From the null container, a default accessor can return a token representing an embedded part. If your part is not scriptable, if it does not provide such an accessor, or if its accessor does not handle this task, the name resolver's Resolve method uses a default accessor to return a reference to a frame embedded within your part.
The default accessor can resolve references to embedded parts specified by part name, part index, or part ID. Part ID in this case is not the part's storage-unit ID, but its persistent object ID, an identifying value used only for script access. A part's persistent object ID is unique within its draft and is valid across sessions. You can obtain a persistent ID for a part or a frame by calling the GetPersistentObjectID method of its draft; you can recreate a part or frame object by passing its persistent object ID to its draft's AcquirePersistentObject method.
The token returned by this default accessor has the format described in "Standard Embedded-Frame Token".
From the null container, a default accessor can return a token representing a standard Info property of the part that is the current context. If you do not provide such an accessor, or if your accessor does not handle this task, the name resolver uses this default accessor to return a reference to a standard Info property of your part.
The token returned by this default accessor has a private format. See the note "Default accessors require default handlers" at the end of this section for an explanation.
From a container of type cPart, a default accessor can return a swap token (see "Returning a Swap Token"), so that the name resolver can switch the context from the current part to a more deeply embedded one. If you do not provide such an accessor, or if your accessor does not handle this task, the name resolver uses this default accessor to change the context to the appropriate part embedded within your part.

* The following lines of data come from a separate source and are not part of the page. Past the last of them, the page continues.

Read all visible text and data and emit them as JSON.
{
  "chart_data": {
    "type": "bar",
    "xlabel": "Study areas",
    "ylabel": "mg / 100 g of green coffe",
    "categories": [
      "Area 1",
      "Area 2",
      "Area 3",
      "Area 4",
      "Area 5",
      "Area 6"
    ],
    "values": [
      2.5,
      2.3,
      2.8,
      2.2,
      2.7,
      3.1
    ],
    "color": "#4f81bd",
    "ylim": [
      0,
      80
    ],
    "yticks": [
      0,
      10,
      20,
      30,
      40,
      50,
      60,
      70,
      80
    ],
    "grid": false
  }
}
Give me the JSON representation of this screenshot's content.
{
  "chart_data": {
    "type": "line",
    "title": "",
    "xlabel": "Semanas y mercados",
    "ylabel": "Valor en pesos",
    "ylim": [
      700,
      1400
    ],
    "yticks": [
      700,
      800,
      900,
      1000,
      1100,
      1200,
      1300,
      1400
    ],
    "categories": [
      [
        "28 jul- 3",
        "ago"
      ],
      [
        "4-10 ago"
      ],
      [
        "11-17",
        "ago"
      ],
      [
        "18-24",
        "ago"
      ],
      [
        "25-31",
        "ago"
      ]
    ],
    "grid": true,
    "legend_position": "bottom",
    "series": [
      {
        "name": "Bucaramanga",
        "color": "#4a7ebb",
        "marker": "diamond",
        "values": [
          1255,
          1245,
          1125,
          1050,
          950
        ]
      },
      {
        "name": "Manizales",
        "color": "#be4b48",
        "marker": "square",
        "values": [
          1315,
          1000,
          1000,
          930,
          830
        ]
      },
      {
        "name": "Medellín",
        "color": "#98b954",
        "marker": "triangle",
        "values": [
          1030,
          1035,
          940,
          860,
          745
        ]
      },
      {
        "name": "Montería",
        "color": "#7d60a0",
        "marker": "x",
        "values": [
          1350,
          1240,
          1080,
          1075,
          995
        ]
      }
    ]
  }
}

If your part editor supports scripting but you do not want to duplicate the functions of these default accessors, you can write accessors only for tasks beyond the defaults: accessing objects in your part's intrinsic content, accessing Info properties that you have defined for your own part or for parts embedded in your part, altering the ordering/indexing scheme for embedded parts, and so on.
When one of your object accessors receives a token that it does not recognize as having been created by another of your own object accessors, it can simply return the Apple event error errAEEventNotHandled to the name resolver. The name resolver then attempts the resolution with the default accessors.

Default accessors require default handlers
Tokens created by your object accessors contain data in a format that your semantic-event handlers can understand, whereas tokens describing Info properties created by the default accessors are in a private format. Therefore, if you allow the default accessor to return tokens for the standard Info properties, you also need to allow the default Get Data and Set Data handlers to manipulate those standard Info properties. In that case, your own Get Data and Set Data handlers need only manipulate your intrinsic content plus any custom properties you have defined for your part or for embedded parts.

Standard Embedded-Frame Token
To allow access to scriptable parts embedded within parts that are not scriptable, OpenDoc provides a default embedded-part accessor, as described in the previous section. That accessor returns a token in a standard format. The token has a descriptor type cPart, and its dataHandle field contains only a frame pointer and a part pointer (of type ODFrame* and ODPart*, respectively).
If your part is a container part and is scriptable, it must be able to support the creation and reading of an embedded-frame token, either through its own object accessors or by letting the default part accessor construct the token. If you use a private format to describe an embedded-frame token, you must provide a coercion handler so that OpenDoc can coerce the token into the standard format when necessary.